How do we know this is true? It's obvious that there are a whole lot more kids with reading difficulties today than a generation, or two, or three, before. It's obvious that kids come to college with much, much smaller vocabularies than in the past, and so college work has had to be dumbed down significantly. We're also spending many, many times more money on education, per pupil, than in the past. The productivity of school has taken a precipitous decline. And the main reason is that teachers no longer use a phonics-only approach to teaching reading in the early grades.

 

What's the proof? The excellent literacy that's achieved in those few classrooms around the country where phonics-only reading is employed.

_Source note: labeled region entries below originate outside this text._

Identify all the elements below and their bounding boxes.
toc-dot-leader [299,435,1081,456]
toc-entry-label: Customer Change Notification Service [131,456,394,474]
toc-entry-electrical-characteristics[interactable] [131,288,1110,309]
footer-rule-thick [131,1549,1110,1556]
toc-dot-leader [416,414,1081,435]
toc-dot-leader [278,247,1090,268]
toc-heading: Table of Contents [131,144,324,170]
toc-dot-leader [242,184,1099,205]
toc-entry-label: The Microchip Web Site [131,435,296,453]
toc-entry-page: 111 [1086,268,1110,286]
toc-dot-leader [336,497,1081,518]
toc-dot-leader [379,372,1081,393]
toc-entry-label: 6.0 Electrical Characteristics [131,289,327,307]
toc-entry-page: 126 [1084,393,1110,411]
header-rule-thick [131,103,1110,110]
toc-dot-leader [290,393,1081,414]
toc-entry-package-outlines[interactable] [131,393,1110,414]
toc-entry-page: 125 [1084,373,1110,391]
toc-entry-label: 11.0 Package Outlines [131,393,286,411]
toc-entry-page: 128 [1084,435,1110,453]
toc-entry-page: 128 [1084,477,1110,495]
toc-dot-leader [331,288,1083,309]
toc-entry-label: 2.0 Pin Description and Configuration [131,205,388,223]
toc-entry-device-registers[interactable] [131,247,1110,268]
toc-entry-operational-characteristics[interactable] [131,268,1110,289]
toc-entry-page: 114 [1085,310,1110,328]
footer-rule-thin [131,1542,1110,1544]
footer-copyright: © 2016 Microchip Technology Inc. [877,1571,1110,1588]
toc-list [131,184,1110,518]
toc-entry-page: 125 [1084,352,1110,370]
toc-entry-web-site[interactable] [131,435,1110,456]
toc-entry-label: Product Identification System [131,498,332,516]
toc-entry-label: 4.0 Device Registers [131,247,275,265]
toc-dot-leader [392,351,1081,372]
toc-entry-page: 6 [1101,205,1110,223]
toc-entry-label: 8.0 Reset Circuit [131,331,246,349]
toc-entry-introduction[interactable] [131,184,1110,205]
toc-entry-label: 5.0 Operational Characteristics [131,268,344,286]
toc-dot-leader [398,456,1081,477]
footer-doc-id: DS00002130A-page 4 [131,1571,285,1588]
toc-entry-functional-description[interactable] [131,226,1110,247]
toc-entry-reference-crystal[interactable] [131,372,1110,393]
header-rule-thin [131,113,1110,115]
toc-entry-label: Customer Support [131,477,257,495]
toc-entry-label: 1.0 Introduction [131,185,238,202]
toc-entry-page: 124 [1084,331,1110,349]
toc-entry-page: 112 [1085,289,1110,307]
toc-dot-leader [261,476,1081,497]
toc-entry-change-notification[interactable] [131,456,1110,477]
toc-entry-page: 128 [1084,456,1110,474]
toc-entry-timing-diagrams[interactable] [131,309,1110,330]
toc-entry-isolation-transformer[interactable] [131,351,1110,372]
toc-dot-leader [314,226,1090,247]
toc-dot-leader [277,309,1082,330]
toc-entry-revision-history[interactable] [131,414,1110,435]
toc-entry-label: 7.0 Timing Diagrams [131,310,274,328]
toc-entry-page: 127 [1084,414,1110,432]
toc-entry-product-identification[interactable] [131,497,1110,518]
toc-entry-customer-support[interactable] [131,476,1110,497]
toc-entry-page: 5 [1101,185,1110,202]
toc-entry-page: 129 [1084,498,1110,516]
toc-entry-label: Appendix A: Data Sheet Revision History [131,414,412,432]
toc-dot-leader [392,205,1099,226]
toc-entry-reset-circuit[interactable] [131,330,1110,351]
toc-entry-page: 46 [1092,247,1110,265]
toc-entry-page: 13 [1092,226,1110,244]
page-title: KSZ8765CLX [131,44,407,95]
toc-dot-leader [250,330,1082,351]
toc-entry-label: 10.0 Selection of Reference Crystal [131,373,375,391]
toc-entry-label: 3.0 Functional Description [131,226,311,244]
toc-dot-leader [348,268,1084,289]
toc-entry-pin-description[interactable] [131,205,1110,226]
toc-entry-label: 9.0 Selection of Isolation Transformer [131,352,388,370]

In the lowest-income neighborhoods, with the most non-English speaking children, 100% of the children are reading and writing at grade level. They are able to decode multisyllabic words at age 6, and to write full sentences with perfect grammar and punctuation. Romalda Bishop Spalding, the reading teacher for whom the Spalding method of teaching phonics was named, has said that in the decades she taught in the ghettos of Harlem in New York City, she could count on the fingers of one hand the kids who couldn't read and write at grade level.

 

            It appears that schools got away from phonics-only instruction years ago when educational psychologists became convinced that, since good readers scan text rapidly as wholes, instead of decoding individual words one by one, beginning readers should be taught that technique, too. It's called "Whole Language," and it has muscled aside phonics-only instruction in our schools, to our peril.

 

            Publishers loved Whole Language because it requires so much more in the way of "consumables" - worksheets and little booklets and other teaching materials. So they've made more money, by far, and that's why school is costing so much more, by far. Whole Language books for early primary pupils were written - or, shall we say, "pre-engineered" -- with easily-recognizable "sight words." A different set of about 200 were prepared for each grade level. Kids quickly memorized those sight words, and when they read the specially-prepared readers, it looked as though they were reading with great facility.

 

            Unfortunately, though, those educational psychologists were dead wrong. When kids advance into the later grade school years, and on into their secondary school careers, they hit a brick wall when they encounter unfamiliar words. They only know how to memorize - not decode. With their shrunken vocabularies, stuck with sight words, they have poor reading comprehension. The ed psych crowd didn't realize that good readers can scan whole sentences at a time because they have already done the work of establishing the brain architecture necessary to do that. Since Whole Language denies kids that, they are disabled . . . and for the most part, for life.